Orth Marcel, Orth Patrick, Anagnostakos Konstantinos
Department of Trauma, Hand and Reconstructive Surgery, Saarland University, Kirrberger Strasse 1, 66421 Homburg, Germany.
Department of Orthopedics and Orthopedic Surgery, Saarland University, Kirrberger Strasse 1, 66421 Homburg, Germany.
Knee. 2017 Aug;24(4):876-881. doi: 10.1016/j.knee.2017.04.011. Epub 2017 May 16.
Periprosthetic joint infection (PJI) is a major clinical problem in orthopedic surgery. Capnocytophaga canimorsus (C. canimorsus) is an unusual and hardly detectable bacterium. A review of the literature indicates that C. canimorsus affects mainly immunocompromised patients. It has not been reported to cause periprosthetic joint infections in immunocompetent patients so far. This case report aims to raise awareness of C. canimorsus in orthopedic surgery with special regard to joint arthroplasty.
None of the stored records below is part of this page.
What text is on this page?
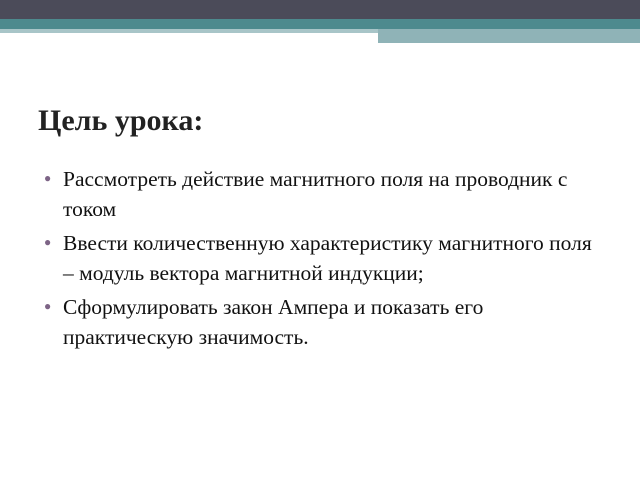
Цель урока:
●
Рассмотреть действие магнитного поля на проводник с током
●
Ввести количественную характеристику магнитного поля – модуль вектора магнитной индукции;
●
Сформулировать закон Ампера и показать его практическую значимость.
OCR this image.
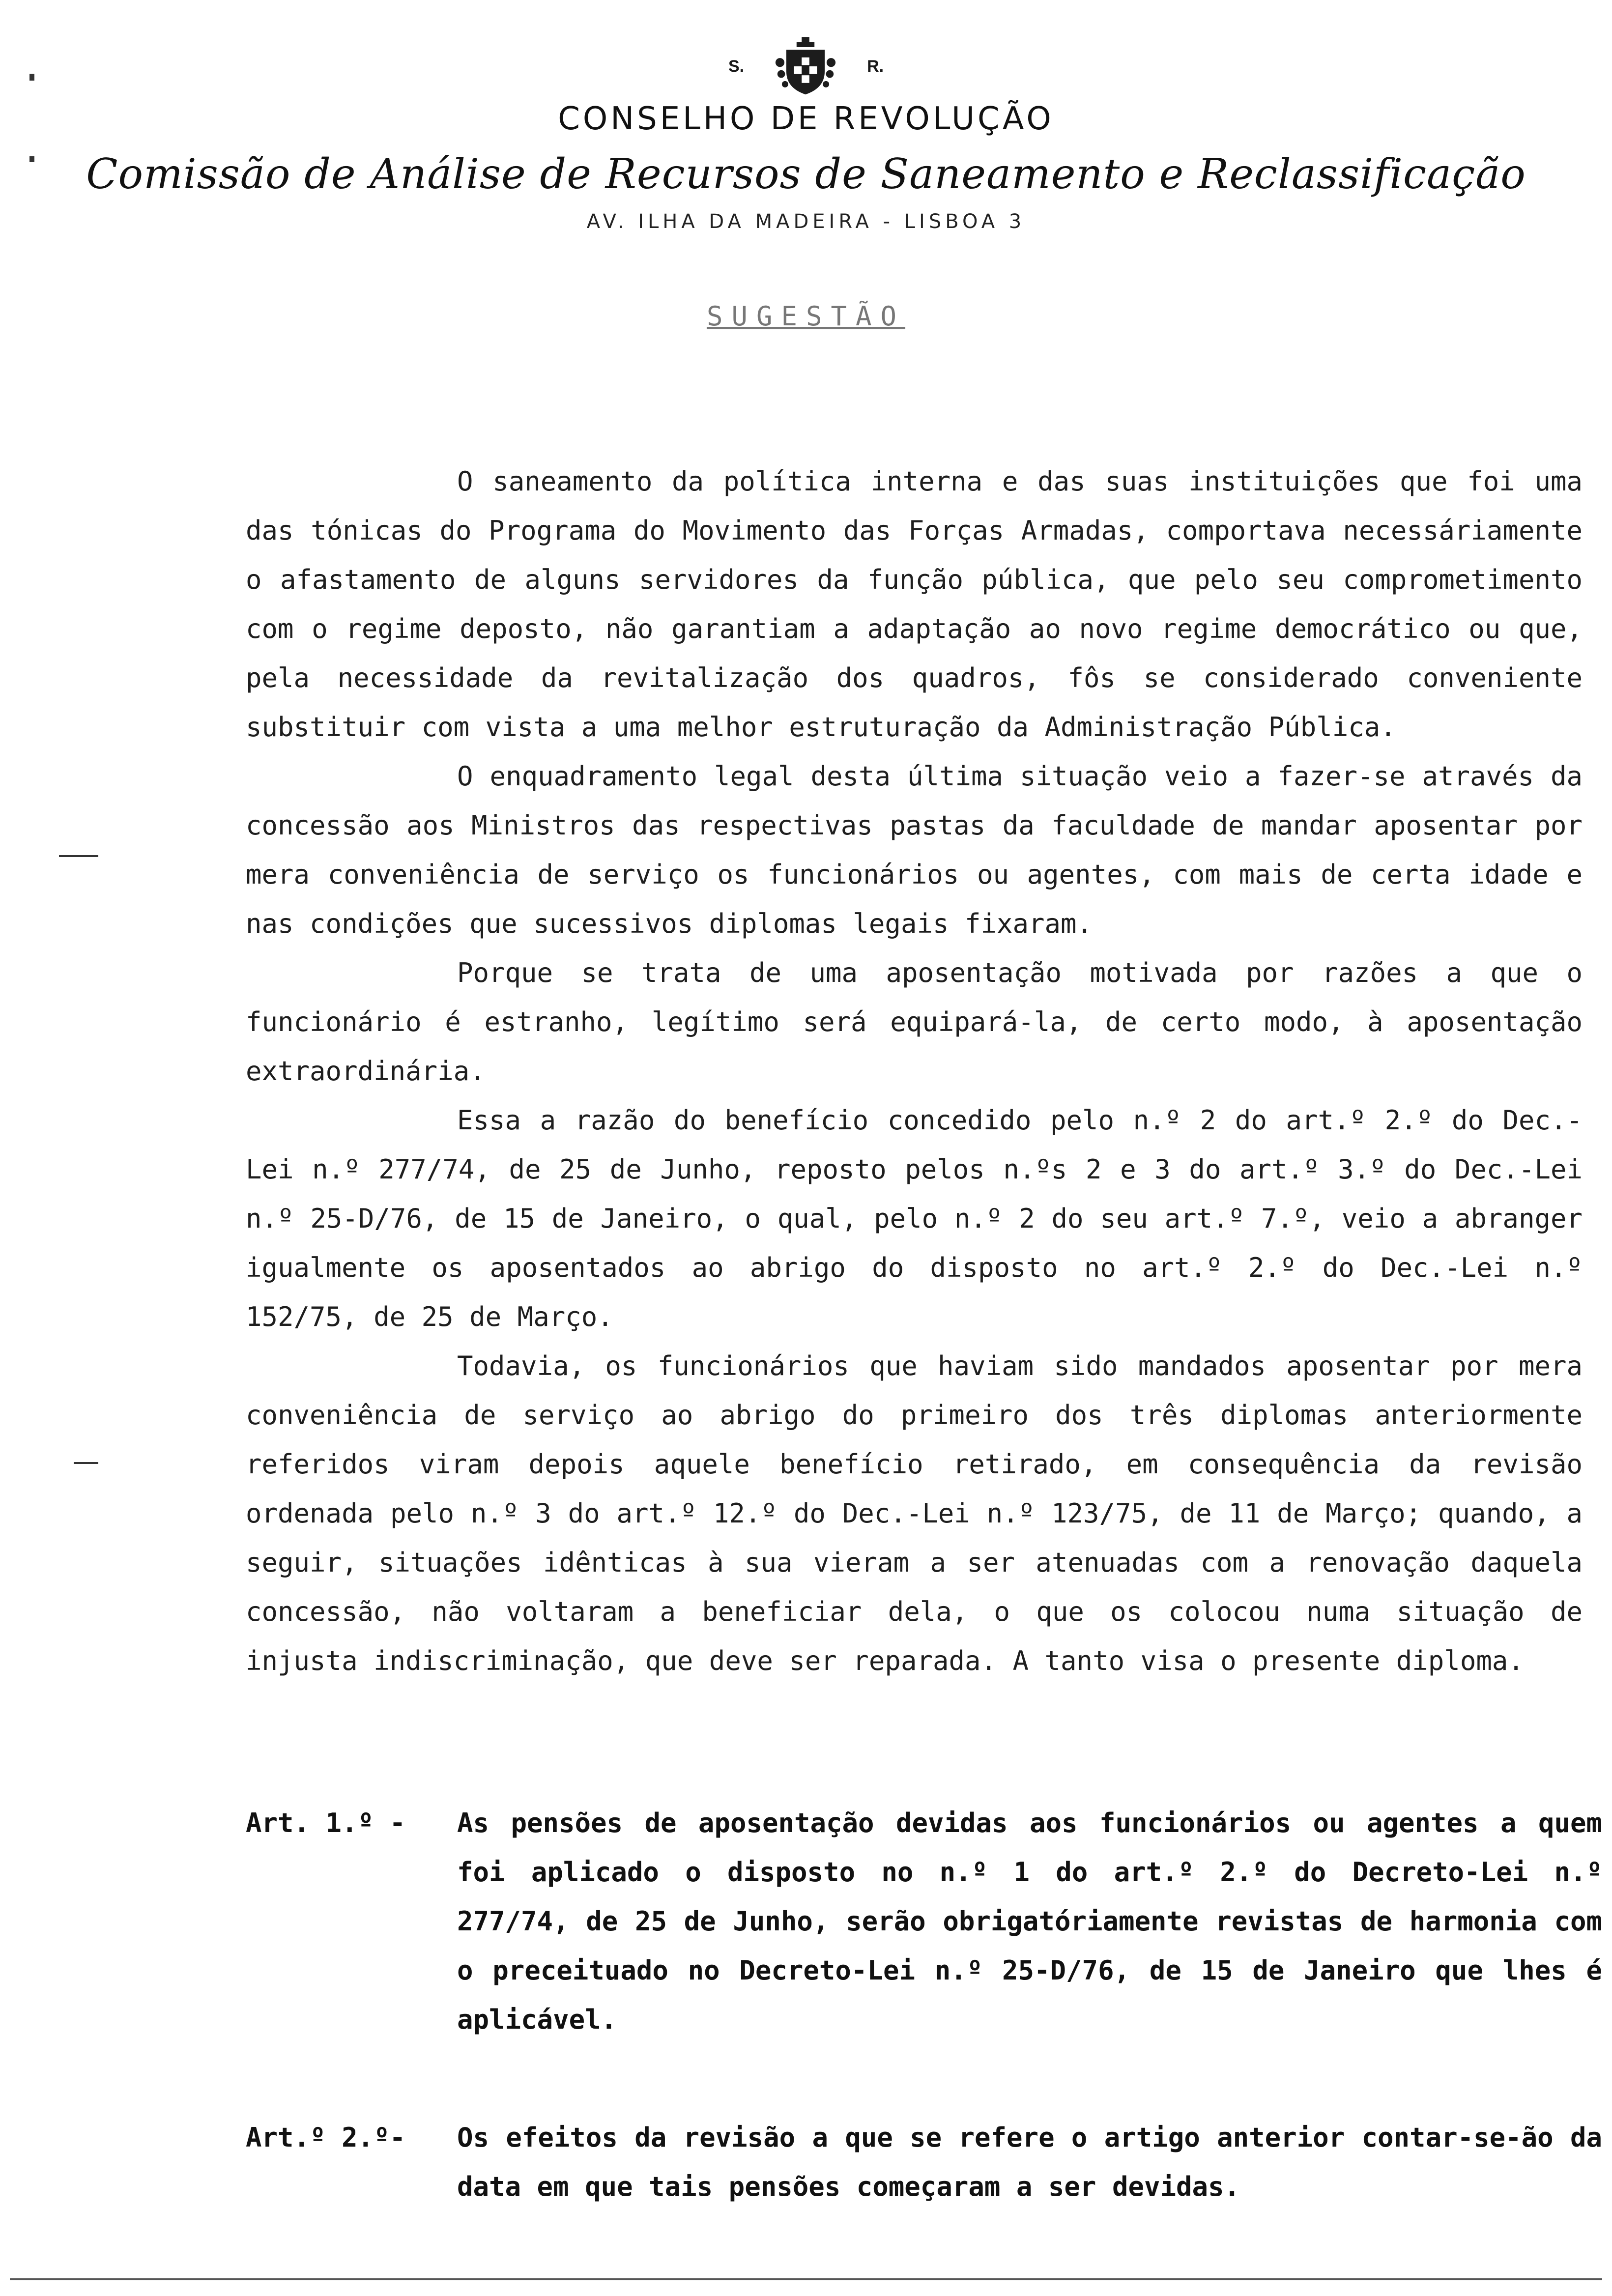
S.	R.
CONSELHO DE REVOLUÇÃO
Comissão de Análise de Recursos de Saneamento e Reclassificação
AV. ILHA DA MADEIRA - LISBOA 3
SUGESTÃO

O saneamento da política interna e das suas instituições que foi uma das tónicas do Programa do Movimento das Forças Armadas, comportava necessáriamente o afastamento de alguns servidores da função pública, que pelo seu comprometimento com o regime deposto, não garantiam a adaptação ao novo regime democrático ou que, pela necessidade da revitalização dos quadros, fôs se considerado conveniente substituir com vista a uma melhor estruturação da Administração Pública.

O enquadramento legal desta última situação veio a fazer-se através da concessão aos Ministros das respectivas pastas da faculdade de mandar aposentar por mera conveniência de serviço os funcionários ou agentes, com mais de certa idade e nas condições que sucessivos diplomas legais fixaram.

Porque se trata de uma aposentação motivada por razões a que o funcionário é estranho, legítimo será equipará-la, de certo modo, à aposentação extraordinária.

Essa a razão do benefício concedido pelo n.º 2 do art.º 2.º do Dec.-Lei n.º 277/74, de 25 de Junho, reposto pelos n.ºs 2 e 3 do art.º 3.º do Dec.-Lei n.º 25-D/76, de 15 de Janeiro, o qual, pelo n.º 2 do seu art.º 7.º, veio a abranger igualmente os aposentados ao abrigo do disposto no art.º 2.º do Dec.-Lei n.º 152/75, de 25 de Março.

Todavia, os funcionários que haviam sido mandados aposentar por mera conveniência de serviço ao abrigo do primeiro dos três diplomas anteriormente referidos viram depois aquele benefício retirado, em consequência da revisão ordenada pelo n.º 3 do art.º 12.º do Dec.-Lei n.º 123/75, de 11 de Março; quando, a seguir, situações idênticas à sua vieram a ser atenuadas com a renovação daquela concessão, não voltaram a beneficiar dela, o que os colocou numa situação de injusta indiscriminação, que deve ser reparada. A tanto visa o presente diploma.

Art. 1.º - As pensões de aposentação devidas aos funcionários ou agentes a quem foi aplicado o disposto no n.º 1 do art.º 2.º do Decreto-Lei n.º 277/74, de 25 de Junho, serão obrigatóriamente revistas de harmonia com o preceituado no Decreto-Lei n.º 25-D/76, de 15 de Janeiro que lhes é aplicável.
Art.º 2.º- Os efeitos da revisão a que se refere o artigo anterior contar-se-ão da data em que tais pensões começaram a ser devidas.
We report a case of a 54-year-old immunocompetent patient with a late infection after total knee arthroplasty caused by C. canimorsus. The patient underwent two-stage revision with prosthesis explantation, implantation of an antibiotic-impregnated static spacer, intravenous antimicrobial therapy for four weeks with cefuroxime followed by oral antimicrobial therapy with ciprofloxacin for further two weeks and secondary revision total knee arthroplasty.
In the present case, we could demonstrate that adequate treatment of C. canimorsus was capable to successfully treat periprosthetic joint infection caused by C. canimorsus in an immunocompetent patient.
We feel that C. canimorsus has to be taken into account as a potential pathogen causing periprosthetic joint infection - regardless of the immunological status of the patient and especially when the detection of a pathogen does not succeed.
人工关节周围感染(PJI)是骨科手术中的一个主要临床问题。犬咬二氧化碳嗜纤维菌(C. canimorsus)是一种罕见且难以检测到的细菌。文献综述表明,犬咬二氧化碳嗜纤维菌主要影响免疫功能低下的患者。迄今为止,尚未有该菌导致免疫功能正常患者人工关节周围感染的报道。本病例报告旨在提高骨科手术中对犬咬二氧化碳嗜纤维菌的认识,特别是在关节置换方面。
我们报告一例54岁免疫功能正常的患者,在全膝关节置换术后发生由犬咬二氧化碳嗜纤维菌引起的迟发性感染。患者接受了两阶段翻修手术,包括取出假体、植入含抗生素的静态间隔物、静脉注射头孢呋辛进行四周抗菌治疗,随后口服环丙沙星进行两周抗菌治疗,以及二期全膝关节置换翻修手术。
在本病例中,我们证明对犬咬二氧化碳嗜纤维菌进行充分治疗能够成功治疗免疫功能正常患者由该菌引起的人工关节周围感染。
我们认为,无论患者的免疫状态如何,尤其是在未能成功检测到病原体时,犬咬二氧化碳嗜纤维菌都必须被视为引起人工关节周围感染的潜在病原体。